Par Noé Maggetti
Une critique sur le spectacle :
Peer ou, nous ne monterons pas Peer Gynt / Concept et mise en scène de Fabrice Gorgerat / La Grange de Dorigny / du 25 au 29 février 2020 / Plus d’infos
La Grange de Dorigny a accueilli fin février un spectacle de Fabrice Gorgerat qui ne suit pas Peer Gynt à la lettre, mais utilise l’œuvre comme base pour évoquer des thématiques particulièrement actuelles sur le rapport de l’être humain à l’espace qu’il occupe.
Comme l’indique le titre du spectacle, la dernière création de Fabrice Gorgerat n’est pas à proprement parler une adaptation de Peer Gynt. Le drame d’Henrik Ibsen est bien présent dans cette mise en scène, mais comme un matériau parmi beaucoup d’autres, mobilisé ponctuellement pour nourrir un propos sur la difficulté d’exister dans un monde en plein effondrement, marqué par le réchauffement climatique, et sur l’éventuelle possibilité de reconstruire un espace viable.
Le spectacle se présente comme un agencement de séquences se déployant en parallèle ou l’une après l’autre dans différentes zones d’un plateau dont tous les éléments sont en constant mouvement. Tout commence par une réunion des différents protagonistes autour d’une table pour manger des crêpes, avant que l’un d’eux ne propose une lecture d’un passage de Peer Gynt. S’ensuivront une performance de chant au micro, l’imitation survoltée d’une créature surnaturelle se roulant dans de l’eau répandue sur une bâche, ou encore un moment autofictionnel pendant lequel un personnage narre plusieurs histoires contradictoires supposées témoigner chacune de la mort de sa mère. Ces différents moments, plus ou moins inspirés de Peer Gynt, ont pour points communs d’une part de traiter d’une forme d’incompréhension et de solitude face à l’absurdité de la destruction de la terre-mère par la société moderne, et d’autre part de mettre en scène différentes tentatives de retrouver une place dans un monde en train de flancher.
Le plateau participe ainsi pleinement de la construction du propos du spectacle, au point que l’une des comédiennes n’a pas d’autre rôle que de contribuer à ses transformations.
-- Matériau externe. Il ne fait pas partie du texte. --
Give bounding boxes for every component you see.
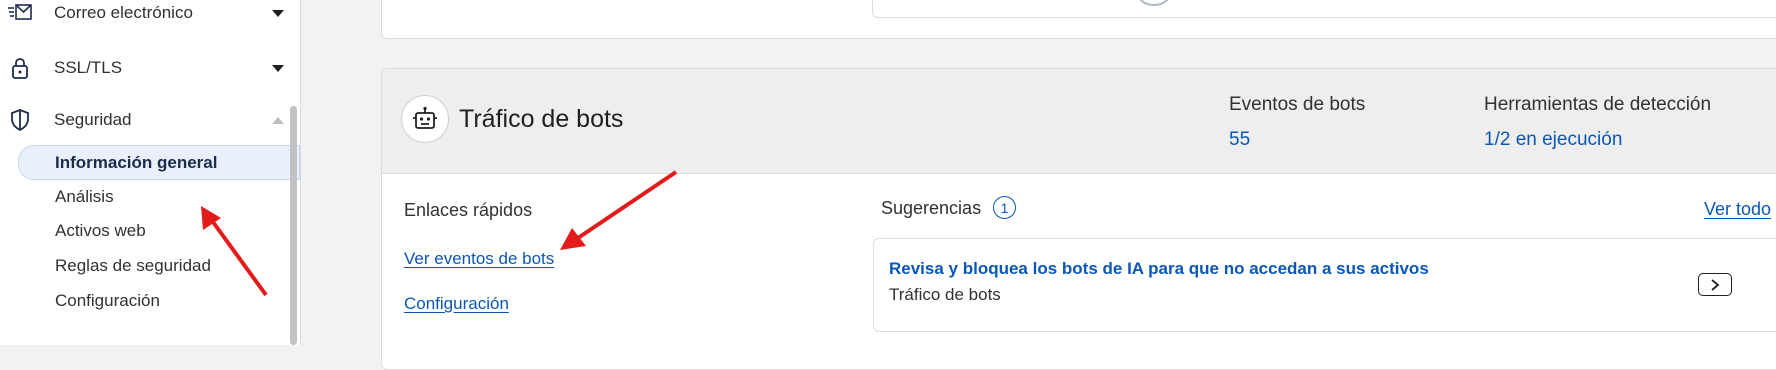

En effet, cet espace chargé d’une multiplicité d’accessoires – une table et des chaises, un micro, des récipients en verre, des cylindres de bois, mais également un réservoir contenant de l’eau ou encore un renard empaillé –, est sans cesse adapté aux besoins particuliers des différentes performances qui s’y succèdent. Le dispositif scénique fonctionne ainsi comme une forme de laboratoire, véritable terrain d’expérimentation modelable à souhait qui se met au service de chaque saynète interrogeant de manière originale notre rapport à une nature en plein affaissement.
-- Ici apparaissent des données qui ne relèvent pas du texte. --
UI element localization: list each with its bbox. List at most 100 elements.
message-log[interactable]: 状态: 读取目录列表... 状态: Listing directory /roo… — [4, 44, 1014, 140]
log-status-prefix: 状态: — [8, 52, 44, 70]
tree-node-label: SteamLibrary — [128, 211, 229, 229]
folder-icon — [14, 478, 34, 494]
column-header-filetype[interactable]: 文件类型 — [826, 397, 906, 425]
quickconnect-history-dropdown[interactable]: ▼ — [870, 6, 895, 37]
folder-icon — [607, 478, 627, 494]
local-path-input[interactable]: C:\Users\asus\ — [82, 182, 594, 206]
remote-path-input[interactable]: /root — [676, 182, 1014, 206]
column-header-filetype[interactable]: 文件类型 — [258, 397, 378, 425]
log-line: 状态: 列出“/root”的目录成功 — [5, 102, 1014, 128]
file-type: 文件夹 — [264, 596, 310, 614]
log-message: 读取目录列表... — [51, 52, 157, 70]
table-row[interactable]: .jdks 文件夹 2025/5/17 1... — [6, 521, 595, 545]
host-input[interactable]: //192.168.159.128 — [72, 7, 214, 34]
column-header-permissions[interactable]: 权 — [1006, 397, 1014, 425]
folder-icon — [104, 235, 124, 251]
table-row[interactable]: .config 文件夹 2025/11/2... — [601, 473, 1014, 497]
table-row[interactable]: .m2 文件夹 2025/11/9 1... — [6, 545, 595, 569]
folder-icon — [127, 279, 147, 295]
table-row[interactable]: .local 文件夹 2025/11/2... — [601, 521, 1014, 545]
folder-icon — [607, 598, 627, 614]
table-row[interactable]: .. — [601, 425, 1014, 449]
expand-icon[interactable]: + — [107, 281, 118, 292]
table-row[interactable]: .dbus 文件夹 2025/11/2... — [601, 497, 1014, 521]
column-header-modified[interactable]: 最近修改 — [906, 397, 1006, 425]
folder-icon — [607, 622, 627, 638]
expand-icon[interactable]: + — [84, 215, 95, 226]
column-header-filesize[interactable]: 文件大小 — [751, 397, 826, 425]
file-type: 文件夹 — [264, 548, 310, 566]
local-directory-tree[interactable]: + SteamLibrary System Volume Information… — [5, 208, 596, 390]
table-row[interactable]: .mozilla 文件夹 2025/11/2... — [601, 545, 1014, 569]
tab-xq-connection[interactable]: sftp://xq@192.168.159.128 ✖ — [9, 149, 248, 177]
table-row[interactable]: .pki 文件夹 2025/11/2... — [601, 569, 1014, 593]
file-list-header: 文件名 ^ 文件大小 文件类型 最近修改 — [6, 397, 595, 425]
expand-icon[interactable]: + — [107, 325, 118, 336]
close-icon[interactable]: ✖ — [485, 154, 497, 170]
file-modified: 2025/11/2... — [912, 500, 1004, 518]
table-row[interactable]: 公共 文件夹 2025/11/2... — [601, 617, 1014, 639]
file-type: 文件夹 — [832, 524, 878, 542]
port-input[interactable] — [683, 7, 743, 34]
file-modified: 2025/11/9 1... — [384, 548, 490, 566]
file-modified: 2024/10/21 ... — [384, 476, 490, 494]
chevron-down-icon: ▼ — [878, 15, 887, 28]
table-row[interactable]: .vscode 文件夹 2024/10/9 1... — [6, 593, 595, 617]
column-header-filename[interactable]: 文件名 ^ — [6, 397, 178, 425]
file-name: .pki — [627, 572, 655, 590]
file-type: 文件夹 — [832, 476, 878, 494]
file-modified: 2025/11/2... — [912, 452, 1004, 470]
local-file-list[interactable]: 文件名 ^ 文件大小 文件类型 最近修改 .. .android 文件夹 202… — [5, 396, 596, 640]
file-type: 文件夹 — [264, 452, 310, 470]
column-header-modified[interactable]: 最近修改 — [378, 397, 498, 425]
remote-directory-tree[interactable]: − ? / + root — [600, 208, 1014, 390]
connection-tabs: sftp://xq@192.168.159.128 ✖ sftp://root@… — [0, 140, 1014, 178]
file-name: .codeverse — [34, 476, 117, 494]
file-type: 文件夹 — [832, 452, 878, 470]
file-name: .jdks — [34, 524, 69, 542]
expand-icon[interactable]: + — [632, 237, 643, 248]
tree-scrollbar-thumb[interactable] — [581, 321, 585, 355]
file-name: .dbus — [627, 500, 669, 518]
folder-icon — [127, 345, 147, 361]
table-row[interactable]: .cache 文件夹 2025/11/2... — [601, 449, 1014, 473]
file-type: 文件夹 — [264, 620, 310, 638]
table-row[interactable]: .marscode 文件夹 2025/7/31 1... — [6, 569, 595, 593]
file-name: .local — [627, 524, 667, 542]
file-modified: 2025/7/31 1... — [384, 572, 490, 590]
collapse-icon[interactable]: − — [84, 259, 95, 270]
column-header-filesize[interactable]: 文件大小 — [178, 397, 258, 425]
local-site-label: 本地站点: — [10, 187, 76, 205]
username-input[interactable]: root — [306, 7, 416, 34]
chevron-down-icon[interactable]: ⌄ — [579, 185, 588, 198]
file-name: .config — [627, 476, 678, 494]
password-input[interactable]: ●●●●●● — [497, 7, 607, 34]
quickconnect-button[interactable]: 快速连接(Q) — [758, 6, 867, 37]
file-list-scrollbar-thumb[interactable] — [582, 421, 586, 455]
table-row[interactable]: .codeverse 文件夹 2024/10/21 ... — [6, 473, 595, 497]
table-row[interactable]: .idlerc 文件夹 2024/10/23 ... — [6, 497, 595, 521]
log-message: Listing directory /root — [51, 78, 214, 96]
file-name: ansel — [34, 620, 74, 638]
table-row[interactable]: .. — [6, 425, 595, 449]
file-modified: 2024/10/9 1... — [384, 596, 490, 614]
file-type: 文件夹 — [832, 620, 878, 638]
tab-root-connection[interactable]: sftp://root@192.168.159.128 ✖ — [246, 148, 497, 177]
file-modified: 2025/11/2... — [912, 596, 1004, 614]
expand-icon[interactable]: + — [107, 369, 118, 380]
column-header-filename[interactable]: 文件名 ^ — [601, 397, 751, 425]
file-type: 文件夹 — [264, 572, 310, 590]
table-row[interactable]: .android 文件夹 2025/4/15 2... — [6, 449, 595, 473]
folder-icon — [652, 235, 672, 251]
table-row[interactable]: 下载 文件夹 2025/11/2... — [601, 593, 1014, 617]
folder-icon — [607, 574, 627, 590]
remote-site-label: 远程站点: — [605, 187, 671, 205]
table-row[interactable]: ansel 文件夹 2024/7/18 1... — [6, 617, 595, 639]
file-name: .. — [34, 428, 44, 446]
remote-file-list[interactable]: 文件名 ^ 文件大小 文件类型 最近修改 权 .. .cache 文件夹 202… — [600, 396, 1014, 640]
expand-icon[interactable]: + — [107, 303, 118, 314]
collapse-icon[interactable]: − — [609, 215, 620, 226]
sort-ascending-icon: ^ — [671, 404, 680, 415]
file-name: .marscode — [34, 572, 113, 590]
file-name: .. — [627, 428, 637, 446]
Si la constitution de la scène en espace privilégié sur lequel on peut agir pour tenter de l’occuper au mieux représente la dimension centrale du spectacle, elle se double d’une certaine ironie portant sur la manière dont les humains se comportent face aux difficultés que rencontre la planète aujourd’hui. Ainsi, le spectacle semble se moquer des fromages vegan ou d’une conception du bien-être impliquant la sacralisation des pierres ou d’éléments naturels. Cette forme de cynisme semble parfois en contradiction avec un autre message du spectacle, qui paraît de prime abord vouloir offrir une véritable lueur d’espoir face à une situation dramatique. À moins qu’elle ne problématise plutôt la nécessité de toujours questionner nos choix et notre manière d’être, même lorsqu’il s’agit de reconstruire le monde et de s’émerveiller devant lui, démarche ambivalente que le théâtre de Fabrice Gorgerat semble permettre.